しかし、そのC・クロの姿はつい数分前に見た時のそれとは明らかに異なっている。

ヘルメッポさんに戦場の海兵全ての意識が向くその時を待っていたかのように、モーガンの鎖と錠で繋がっていたはずの両手両足は解き放たれ、自由になったその右脚で錠を持っていた海兵をしたたかに蹴り飛ばしていた。

 

「なッ…!?」

 

その瞬間を目撃し、僕が声を上げるより早く、船室の壁にたった今蹴り飛ばされた海兵の身体が叩きつけられる。

 

そして、その音に紛れながらクロは動く。

 

海兵が叩きつけられ、船室の壁が盛大な音を出すと同時に、クロは一人の人物の元へ一瞬のうちに肉薄し、その人の腰から拳銃を抜き取って後頭部へと突きつけた。

 

「てめェら全員動くなァ!ガープの頭を吹っ飛ばされたくなけりゃ武器を捨てて床に伏せろォ!」

 

戦場に響いたクロの声は、その場にいた海兵の体を凍りつかせた。輸送船のロッカク大尉をはじめとした乗組員はもちろん、本部受け渡し船やリード隊の面々も一様に驚愕の表情を浮かべていた。

 

「形勢逆転…といったところだなァ、エヴァ・リード。
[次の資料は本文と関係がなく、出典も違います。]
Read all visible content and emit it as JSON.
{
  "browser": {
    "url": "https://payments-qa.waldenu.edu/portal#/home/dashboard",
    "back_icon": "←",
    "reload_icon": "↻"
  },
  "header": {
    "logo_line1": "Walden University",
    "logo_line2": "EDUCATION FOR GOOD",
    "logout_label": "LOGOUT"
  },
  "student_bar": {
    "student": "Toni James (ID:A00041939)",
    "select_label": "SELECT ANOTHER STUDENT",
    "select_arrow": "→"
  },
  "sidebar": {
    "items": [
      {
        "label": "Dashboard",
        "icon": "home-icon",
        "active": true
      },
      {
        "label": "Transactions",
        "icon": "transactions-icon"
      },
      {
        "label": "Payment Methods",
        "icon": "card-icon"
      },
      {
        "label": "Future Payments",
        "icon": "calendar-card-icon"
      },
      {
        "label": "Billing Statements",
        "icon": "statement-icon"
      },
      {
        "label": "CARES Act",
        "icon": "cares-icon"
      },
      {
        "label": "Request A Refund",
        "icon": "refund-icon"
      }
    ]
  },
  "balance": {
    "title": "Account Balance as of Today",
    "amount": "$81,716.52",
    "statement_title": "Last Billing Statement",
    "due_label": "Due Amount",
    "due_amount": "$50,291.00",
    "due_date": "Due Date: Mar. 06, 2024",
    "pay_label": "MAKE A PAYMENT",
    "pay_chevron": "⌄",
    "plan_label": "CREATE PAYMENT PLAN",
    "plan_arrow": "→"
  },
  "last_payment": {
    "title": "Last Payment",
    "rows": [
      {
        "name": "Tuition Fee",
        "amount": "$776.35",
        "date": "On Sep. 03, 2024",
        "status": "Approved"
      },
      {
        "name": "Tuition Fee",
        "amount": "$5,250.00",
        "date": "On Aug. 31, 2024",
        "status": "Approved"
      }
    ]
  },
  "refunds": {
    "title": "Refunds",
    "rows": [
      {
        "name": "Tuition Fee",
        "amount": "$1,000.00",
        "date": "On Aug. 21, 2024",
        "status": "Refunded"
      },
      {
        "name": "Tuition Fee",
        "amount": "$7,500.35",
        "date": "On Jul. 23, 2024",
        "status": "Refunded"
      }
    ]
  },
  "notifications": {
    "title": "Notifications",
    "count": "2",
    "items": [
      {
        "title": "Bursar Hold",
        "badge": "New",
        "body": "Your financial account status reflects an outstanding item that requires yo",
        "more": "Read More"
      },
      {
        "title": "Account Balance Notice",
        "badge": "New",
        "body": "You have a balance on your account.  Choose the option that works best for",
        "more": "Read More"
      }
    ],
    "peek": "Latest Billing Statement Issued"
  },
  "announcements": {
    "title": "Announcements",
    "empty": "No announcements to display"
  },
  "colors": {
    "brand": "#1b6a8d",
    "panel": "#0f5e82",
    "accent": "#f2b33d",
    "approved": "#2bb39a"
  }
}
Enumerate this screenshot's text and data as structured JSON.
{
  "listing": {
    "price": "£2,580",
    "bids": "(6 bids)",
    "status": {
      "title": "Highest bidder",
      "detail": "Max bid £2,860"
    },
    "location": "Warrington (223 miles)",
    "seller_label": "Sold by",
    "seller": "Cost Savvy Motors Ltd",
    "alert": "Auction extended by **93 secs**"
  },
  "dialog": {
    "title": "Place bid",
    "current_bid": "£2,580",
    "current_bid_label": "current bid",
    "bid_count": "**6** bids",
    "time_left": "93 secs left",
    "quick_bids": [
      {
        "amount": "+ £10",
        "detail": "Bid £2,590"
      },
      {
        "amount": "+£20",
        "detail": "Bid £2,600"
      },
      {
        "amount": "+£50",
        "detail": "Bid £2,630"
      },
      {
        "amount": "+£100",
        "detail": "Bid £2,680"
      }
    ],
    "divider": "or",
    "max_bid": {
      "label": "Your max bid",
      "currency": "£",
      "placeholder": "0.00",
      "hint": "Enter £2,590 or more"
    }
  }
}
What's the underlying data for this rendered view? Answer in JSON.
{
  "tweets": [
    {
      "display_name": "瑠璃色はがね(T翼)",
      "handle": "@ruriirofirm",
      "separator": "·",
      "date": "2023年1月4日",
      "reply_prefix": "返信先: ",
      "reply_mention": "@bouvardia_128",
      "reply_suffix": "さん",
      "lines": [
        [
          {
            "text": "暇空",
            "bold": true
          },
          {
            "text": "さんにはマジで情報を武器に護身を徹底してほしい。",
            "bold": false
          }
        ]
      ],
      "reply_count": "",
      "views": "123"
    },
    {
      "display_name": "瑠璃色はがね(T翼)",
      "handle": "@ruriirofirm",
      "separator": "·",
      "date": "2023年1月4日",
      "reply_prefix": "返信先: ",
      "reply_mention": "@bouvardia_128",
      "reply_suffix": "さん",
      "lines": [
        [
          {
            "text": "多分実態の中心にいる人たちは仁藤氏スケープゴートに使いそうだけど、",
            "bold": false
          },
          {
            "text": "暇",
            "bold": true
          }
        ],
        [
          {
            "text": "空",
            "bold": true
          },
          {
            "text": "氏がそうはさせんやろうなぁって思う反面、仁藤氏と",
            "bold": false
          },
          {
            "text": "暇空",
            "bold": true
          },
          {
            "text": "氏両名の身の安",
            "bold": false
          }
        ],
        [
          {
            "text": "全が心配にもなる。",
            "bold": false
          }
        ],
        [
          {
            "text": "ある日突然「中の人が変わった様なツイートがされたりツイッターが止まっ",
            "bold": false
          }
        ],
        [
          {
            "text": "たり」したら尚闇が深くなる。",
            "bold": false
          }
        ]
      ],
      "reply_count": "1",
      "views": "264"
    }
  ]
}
一度は捉えていい気になっていた海賊に出し抜かれるのはどんな気持ちだ?」

 

「出し抜かれ……あぁ、まぁそうだな。この展開は流石に予想できなかったよ」

 

体の中に渦巻く愉悦と全能感を全て表に出したような表情で語るクロが大佐に向かって声を上げると、大佐もこの状況に困惑しているのか、いつもとは違い、戸惑うような表情で返した。

 

「ククッ……何をしている、さっさと武器を捨てろ!こいつの頭を吹っ飛ばされてェのか!?」

 

「あぁ、少し待て。全員武器を捨てろ」

 

武装解除を要求するクロの声に圧され、大佐は側にいたガープ大佐の副官と思しき人物と少し謎のアイコンタクトを取ってその場の全海兵に武装解除の命令を下した。

 

そのごくあっさりとした決断に船のあちこちから困惑のと悔恨の声が漏れる。僕自身、この状況に思考が全く追いつけずにいるのだ。明らかな機器のはずのこの状況で、なぜかリード大佐や本部の海兵の方々も異常に落ち着いているように見える。

 

「さて…それでは次だ。小娘、そこでみっともなく倒れている斧手…いや、もう斧手とは言えないな。モーガンを解放しろ」

 

要求の通り、武器を捨てた僕らに対してクロが告げたのは異常な命令だった。

 

『大佐を…!?なんで海賊が……】

 

誰かがつぶやいたそれに似た声が輸送船の海兵達からぽつぽつと上がる。クロが告げたのはそれほどに異常な命令だったのだ。海賊が元とは言え海軍将校の解放を要求する。そんな命令など、今まで聞いたことがない。

 

しかし、そんな疑問は次に上がった声によって最悪の形で解消されることになる。

 

「ゥ……ぐ…ふ…はは…」

 

船上に上がったのは低い声の男の水気を含んだ笑い声だった。場の空気に飲まれ、最初は全く耳に入らないような小さな声だったが、徐々にその声が大きくなるにつれ、それが男の笑い声であることが理解できた。

 

「お…親父?」

 

その声にいち早く反応したのは、すぐ側にいたヘルメッポさんだった。声は割れた顎や口内からの出血で酷く聞き取り難いが、その声は明らかに、モーガンのものだ。

 

「ぐぶっ…ナ゛にをじデる…おでをばヤぐだたぜろぎザマら…えるべっボォ!」

 

徐々に声に勢いを増すモーガンは、ガクガクと震える手をヘルメッポさんに向けながら、周囲に怒声を飛ばす。

 

なんと恐ろしい執念だ。

 

その場にいた海兵達の思いは、それに集約されていたと思う。全身血まみれになりながらも、生きる為か、それとも権力への執着か。もはやモーガンには海兵としての誇りなど一片も見ることはできなかった。

 

「親父…ふざけんなよ親父ィ!海賊と手を組んだのか!?本気で海賊の仲間になりやがったのか!?」

 

「ククク…悪党と悪党が手を組んで何が悪い。奴は罪人で俺は海賊。互いの目的のために利害が一致したなら手を組むのは当然だろう?」

 

膝をついて激昂するヘルメッポさんに対し、クロが見下しながらせせら嗤う様に吐き捨てた。まさに【胸糞悪い】という表現が光景だった。人質をとられて動くに動けない海兵を二人の悪党が嘲笑う。そんな状況に、僕はひたすら歯噛みしながら見守ることしかできない。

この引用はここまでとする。